Starting at 6:03 yesterday morning, Scarborough played the tribal fool, as he now frequently does. He was ably assisted by Mika's occasional two-word bursts of agreement.
He had been equipped with script which came live and direct from the previous evening's gong-show on CNN. Today, you can see his early recitations thanks to the Internet Archive.
As Scarborough staged his recitations, he tried to say the words "porn star" as many times as possible. None of his sidekicks and none of his guests asked the world's most obvious questions:
In what way does a fraudulent insurance claim about a couch relate to whatever it is that Trump will turn out to have done?
In what way is Trump's conduct, whatever it turns out to be, comparable to the act of stealing merchandise from Lord & Taylor, then "bringing it back" for a "refund?"
Those were examples of recognizable crimes—but in what way were those criminal acts comparable to whatever it is that Trump is known to have done?
Joe was surrounded by corporate clowns.

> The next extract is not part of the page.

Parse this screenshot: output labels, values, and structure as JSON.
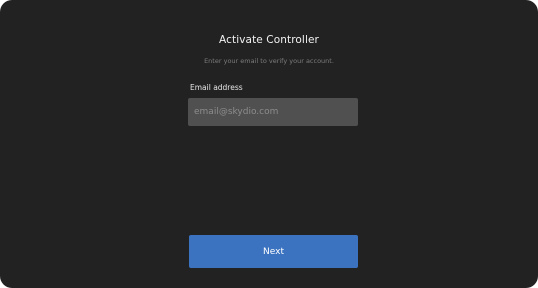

As "MSNBC contributors," they all know they're paid not to ask.
This is the way the game is now played by the tribe which is good and honest and just extremely smart! Or at least, so the self-flattering story goes, thanks to our blue tribe's vastly disordered sense of self and our vastly disordered logic.
Go ahead—watch Joe's early recitations, thanks to the Internet Archive! He started at 6:03 A.M., then kept reciting the material his producers had fed him.
Except by the logic of tribal war, none of it actually made any sense. If we might borrow from Don Corleone, this is the moral and intellectual breakdown we've chosen.